The following excerpt is from this week's Earnings Trends. To see the full report, please click here.
Q4 Earnings Season Gets Underway
We are still a couple of weeks away from getting into the heart of 2013 Q4 earnings season. But the reporting cycle has gotten underway, with results from 18 S&P 500 companies out already. Even though these early reports from companies with fiscal quarters ending in November include a few industry leaders like Oracle (ORCL - Analyst Report), FedEx (FDX - Analyst Report), and Nike (NKE - Analyst Report), we can’t draw any firm conclusions from what we have seen thus far.
The real Q4 earnings story is not about the 18 companies that have reported already, but the remaining 482 companies. And as we have been seeing repeatedly over the past year or so, estimates have come down sharply as the quarter unfolded. The current expected Q4 total earnings growth for the S&P 500 of +6.3% is down quite a bit over the last three months, as the chart below shows
The actual earnings growth rate in Q4 will most certainly be higher than the +6.3% expected at this stage, a function of management’s highly refined expectations management game (more on that a little later). But even this growth rate will be the highest quarterly growth pace of 2013, as the chart below shows.
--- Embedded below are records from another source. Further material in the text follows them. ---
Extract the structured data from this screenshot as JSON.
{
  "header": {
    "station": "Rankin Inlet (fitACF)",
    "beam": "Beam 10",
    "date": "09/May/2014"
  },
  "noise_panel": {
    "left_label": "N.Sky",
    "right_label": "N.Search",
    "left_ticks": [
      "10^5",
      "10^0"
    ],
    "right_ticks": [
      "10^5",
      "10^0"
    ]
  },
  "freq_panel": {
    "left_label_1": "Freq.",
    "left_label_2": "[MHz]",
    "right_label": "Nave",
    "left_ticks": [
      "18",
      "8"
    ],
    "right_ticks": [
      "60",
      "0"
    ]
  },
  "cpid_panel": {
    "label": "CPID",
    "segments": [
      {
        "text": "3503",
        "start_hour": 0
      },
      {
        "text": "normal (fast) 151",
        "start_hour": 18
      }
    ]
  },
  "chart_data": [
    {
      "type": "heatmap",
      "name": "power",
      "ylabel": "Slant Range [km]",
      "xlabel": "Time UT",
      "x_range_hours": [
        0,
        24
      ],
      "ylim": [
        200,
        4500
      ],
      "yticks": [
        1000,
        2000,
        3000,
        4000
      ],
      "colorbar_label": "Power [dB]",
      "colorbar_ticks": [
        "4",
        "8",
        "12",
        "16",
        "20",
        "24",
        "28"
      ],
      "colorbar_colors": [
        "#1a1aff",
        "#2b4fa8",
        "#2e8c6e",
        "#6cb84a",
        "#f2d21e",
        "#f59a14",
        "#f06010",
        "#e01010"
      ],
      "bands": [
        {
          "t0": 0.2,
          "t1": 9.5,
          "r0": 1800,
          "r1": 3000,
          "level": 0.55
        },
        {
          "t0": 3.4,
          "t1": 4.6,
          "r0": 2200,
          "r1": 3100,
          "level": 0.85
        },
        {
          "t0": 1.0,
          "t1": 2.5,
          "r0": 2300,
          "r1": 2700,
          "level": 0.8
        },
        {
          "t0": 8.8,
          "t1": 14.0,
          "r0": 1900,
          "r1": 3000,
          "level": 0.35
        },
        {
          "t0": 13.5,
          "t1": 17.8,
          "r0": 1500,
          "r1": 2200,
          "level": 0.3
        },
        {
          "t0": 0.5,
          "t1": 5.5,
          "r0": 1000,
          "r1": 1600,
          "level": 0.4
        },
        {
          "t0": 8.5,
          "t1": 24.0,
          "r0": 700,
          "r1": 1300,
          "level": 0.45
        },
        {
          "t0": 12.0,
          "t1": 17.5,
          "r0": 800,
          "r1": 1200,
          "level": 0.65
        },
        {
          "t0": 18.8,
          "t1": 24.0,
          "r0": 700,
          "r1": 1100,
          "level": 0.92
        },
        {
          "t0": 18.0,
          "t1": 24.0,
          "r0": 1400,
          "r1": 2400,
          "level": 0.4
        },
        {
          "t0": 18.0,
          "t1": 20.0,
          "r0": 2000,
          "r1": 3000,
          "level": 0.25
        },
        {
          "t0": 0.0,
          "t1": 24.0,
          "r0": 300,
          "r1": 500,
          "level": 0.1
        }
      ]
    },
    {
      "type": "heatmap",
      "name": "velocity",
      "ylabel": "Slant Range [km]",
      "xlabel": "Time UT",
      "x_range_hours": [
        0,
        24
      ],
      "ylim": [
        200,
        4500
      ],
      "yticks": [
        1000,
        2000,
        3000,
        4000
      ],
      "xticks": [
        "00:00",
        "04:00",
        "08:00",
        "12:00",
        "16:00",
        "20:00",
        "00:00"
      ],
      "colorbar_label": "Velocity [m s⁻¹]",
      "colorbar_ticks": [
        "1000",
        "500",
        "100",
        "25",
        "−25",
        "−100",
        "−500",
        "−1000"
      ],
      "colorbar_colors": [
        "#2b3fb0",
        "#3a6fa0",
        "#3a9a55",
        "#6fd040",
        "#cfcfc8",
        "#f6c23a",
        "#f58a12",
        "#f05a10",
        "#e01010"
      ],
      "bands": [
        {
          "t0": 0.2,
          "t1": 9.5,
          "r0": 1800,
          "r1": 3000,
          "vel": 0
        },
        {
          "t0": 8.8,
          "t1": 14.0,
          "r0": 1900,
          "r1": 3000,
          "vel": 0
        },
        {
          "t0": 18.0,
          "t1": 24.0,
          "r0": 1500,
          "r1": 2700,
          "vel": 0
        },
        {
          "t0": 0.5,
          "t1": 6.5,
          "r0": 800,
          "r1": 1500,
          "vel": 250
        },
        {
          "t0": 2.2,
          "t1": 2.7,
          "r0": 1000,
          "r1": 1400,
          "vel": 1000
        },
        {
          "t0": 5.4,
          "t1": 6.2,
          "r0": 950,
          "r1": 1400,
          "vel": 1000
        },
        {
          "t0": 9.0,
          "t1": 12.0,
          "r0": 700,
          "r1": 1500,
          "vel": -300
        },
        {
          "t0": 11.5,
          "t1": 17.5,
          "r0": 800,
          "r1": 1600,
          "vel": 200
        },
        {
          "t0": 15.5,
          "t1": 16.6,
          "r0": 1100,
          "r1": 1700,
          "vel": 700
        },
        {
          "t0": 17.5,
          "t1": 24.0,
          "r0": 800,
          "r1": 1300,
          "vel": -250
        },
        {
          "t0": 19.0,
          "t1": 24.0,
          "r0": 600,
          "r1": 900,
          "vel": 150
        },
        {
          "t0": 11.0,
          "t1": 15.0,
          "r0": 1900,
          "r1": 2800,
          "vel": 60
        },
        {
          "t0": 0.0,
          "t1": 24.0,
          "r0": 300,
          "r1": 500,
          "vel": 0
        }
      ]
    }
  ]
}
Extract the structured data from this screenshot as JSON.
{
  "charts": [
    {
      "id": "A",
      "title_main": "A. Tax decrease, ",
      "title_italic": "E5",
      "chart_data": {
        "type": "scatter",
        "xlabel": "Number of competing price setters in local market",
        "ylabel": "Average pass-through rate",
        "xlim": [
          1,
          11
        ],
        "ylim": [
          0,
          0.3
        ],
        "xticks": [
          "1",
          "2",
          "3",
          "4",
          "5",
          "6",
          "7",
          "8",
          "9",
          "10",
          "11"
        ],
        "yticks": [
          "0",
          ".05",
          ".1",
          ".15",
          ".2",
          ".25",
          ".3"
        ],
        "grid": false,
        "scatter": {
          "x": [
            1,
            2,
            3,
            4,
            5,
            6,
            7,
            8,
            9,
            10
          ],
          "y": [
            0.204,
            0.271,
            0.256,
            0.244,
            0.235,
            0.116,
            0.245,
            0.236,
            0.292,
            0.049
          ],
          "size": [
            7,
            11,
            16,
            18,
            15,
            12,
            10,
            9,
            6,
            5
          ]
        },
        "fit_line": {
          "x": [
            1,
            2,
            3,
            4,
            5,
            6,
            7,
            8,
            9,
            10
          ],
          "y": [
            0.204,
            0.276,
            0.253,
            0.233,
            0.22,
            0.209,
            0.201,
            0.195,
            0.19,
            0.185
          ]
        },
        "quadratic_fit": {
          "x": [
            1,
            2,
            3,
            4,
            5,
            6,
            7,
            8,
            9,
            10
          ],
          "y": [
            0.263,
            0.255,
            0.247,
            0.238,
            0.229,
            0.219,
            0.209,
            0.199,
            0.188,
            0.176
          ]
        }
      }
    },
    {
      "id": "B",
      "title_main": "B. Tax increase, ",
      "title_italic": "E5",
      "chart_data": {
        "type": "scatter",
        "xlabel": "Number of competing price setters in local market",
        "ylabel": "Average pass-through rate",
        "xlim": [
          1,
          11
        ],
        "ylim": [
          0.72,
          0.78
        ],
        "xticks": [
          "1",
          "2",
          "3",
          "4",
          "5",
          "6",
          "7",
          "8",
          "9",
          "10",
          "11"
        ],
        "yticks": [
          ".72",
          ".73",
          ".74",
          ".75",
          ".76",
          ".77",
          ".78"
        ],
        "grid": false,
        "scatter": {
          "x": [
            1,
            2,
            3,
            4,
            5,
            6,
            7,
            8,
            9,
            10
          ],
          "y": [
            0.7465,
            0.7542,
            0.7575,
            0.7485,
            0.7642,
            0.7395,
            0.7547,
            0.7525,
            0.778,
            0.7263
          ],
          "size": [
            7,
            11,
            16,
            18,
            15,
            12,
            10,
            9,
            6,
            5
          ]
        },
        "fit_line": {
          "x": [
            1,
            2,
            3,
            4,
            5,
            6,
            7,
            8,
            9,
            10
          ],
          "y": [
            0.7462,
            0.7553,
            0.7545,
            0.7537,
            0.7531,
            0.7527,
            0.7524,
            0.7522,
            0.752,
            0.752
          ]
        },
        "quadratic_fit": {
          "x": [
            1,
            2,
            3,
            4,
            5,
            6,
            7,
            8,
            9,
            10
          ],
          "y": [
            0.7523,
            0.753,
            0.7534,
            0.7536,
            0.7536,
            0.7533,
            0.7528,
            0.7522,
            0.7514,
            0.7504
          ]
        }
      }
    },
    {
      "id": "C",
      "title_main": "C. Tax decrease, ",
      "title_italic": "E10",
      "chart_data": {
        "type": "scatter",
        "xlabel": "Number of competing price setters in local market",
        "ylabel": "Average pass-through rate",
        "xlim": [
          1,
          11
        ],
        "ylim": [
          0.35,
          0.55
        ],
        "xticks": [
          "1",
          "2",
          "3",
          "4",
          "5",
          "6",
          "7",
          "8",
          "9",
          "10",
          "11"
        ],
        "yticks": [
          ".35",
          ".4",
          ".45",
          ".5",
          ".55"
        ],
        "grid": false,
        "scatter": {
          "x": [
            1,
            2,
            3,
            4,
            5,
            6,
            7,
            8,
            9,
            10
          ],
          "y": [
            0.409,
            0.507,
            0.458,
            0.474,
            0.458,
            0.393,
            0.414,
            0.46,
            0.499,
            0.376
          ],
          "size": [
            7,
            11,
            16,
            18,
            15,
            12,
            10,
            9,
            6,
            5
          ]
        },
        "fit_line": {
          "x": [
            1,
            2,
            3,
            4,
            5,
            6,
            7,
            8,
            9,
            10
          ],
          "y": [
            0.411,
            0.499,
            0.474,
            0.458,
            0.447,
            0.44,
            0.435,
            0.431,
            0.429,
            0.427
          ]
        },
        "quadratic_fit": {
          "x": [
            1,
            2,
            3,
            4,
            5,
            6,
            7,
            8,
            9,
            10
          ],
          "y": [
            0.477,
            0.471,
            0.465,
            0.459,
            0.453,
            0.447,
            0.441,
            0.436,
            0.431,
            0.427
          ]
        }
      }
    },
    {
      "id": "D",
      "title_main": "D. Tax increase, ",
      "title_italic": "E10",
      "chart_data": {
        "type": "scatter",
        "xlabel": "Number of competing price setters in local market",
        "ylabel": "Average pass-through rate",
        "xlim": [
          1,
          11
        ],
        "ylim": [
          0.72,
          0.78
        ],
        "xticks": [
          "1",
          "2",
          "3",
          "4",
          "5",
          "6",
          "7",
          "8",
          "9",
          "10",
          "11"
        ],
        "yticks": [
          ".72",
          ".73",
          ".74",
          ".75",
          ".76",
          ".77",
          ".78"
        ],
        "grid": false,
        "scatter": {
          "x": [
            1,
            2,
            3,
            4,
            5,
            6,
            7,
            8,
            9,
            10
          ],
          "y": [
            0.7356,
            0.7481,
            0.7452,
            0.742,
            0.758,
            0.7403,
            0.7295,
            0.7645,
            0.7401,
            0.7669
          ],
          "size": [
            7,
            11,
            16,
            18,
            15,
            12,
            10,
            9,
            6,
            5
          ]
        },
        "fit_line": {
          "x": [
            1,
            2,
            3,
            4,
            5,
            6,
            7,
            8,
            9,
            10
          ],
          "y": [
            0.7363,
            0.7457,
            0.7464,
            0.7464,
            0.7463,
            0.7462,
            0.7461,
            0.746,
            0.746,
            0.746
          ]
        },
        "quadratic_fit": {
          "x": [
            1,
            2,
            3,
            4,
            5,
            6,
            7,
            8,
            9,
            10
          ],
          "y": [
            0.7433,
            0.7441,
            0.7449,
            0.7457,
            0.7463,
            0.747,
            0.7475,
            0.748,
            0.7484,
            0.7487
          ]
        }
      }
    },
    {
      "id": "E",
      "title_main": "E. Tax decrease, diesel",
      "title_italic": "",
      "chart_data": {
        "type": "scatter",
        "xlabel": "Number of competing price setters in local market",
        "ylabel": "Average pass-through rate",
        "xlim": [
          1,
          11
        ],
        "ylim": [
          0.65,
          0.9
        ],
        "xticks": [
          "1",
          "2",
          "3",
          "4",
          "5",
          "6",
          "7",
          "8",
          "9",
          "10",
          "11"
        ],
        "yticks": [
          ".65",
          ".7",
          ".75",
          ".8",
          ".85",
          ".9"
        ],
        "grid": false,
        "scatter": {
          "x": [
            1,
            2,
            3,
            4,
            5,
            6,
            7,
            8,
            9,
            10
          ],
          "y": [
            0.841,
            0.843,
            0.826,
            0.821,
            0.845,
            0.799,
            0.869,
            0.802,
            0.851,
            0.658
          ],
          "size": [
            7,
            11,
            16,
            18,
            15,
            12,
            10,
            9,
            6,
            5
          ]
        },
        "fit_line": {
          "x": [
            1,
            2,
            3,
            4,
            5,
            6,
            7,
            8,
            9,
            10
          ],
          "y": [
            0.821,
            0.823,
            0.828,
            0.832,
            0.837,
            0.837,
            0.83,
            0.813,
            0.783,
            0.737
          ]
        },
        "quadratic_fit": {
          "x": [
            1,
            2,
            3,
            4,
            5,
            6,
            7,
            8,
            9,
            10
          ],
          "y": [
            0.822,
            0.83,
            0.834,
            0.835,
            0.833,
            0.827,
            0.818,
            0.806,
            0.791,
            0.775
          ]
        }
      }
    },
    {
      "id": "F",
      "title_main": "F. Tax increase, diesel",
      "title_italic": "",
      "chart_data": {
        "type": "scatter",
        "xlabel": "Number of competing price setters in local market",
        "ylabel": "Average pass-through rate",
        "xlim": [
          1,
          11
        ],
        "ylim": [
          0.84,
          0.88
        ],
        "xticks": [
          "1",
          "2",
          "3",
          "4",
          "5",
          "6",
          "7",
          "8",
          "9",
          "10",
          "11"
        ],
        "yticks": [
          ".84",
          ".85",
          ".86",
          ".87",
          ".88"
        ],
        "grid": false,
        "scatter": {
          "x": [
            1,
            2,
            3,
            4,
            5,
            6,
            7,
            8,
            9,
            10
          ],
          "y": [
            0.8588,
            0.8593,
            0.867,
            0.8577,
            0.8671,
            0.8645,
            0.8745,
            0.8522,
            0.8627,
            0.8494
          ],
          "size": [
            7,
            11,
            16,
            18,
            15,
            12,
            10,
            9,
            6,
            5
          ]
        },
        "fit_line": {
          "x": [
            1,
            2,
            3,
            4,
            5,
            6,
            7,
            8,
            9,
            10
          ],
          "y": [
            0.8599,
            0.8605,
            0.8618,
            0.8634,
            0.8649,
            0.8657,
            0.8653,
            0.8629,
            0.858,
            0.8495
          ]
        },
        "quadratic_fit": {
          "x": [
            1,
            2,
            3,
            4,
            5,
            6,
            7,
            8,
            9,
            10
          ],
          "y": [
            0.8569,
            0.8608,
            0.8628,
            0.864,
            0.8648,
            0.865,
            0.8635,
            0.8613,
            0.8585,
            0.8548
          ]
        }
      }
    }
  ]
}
The chart above is a picture of accelerating growth. But looks could be deceiving, as the stronger-looking Q4 growth pace is primarily a function of easy comparisons, particularly for the Finance sector. Bank of America (BAC - Analyst Report) has a roughly $2 billion positive swing in its total earnings and many insurers like Chubb (CB), Travelers (TRV - Analyst Report) and others don’t have to deal with the type of catastrophic losses they suffered in the 2012 East Coast storms. Outside of Finance, total earnings growth for the S&P 500 drops to +3.5%.
Total earnings for the 18 S&P 500 companies that have reported results are up +3.2%, with 55.6% beating earnings expectations. Revenues for these companies are up +5.4%, with a revenue ‘beat ratio’ of 66.7%.
Total Q4 earnings for all S&P 500 companies, combing the 18 that have reported with the 482 still to come, are expected to be up +6.3%, which reflects +1.5% revenue growth and modest gains in margins. This compares to +5.1% earnings growth in Q3.
Easy comparisons, particularly for the Finance sector, account for a big part of the Q4 growth. Total earnings for the Finance sector are expected to be up +20.1%. Outside of Finance, total earnings growth drops to +3.5%.
Technology sector earnings are expected to be flat from the year-earlier period, while earnings in the Energy, Medical, and Staples sectors are expected to be below the year-earlier level.
Earnings growth is expected to accelerate this year, with full-year 2014 earnings expected to be up +9.8% after the expected +4.6% growth in 2013. Total earnings are expected to increase a further +11% in 2015.
Guidance has overwhelmingly been negative in recent quarters and the trend from pre-announcements in the run up to the Q4 reporting season doesn’t appear to be much different either. It will be interesting to see if the recently quarterly trend of negative guidance will remain in place this quarter as well.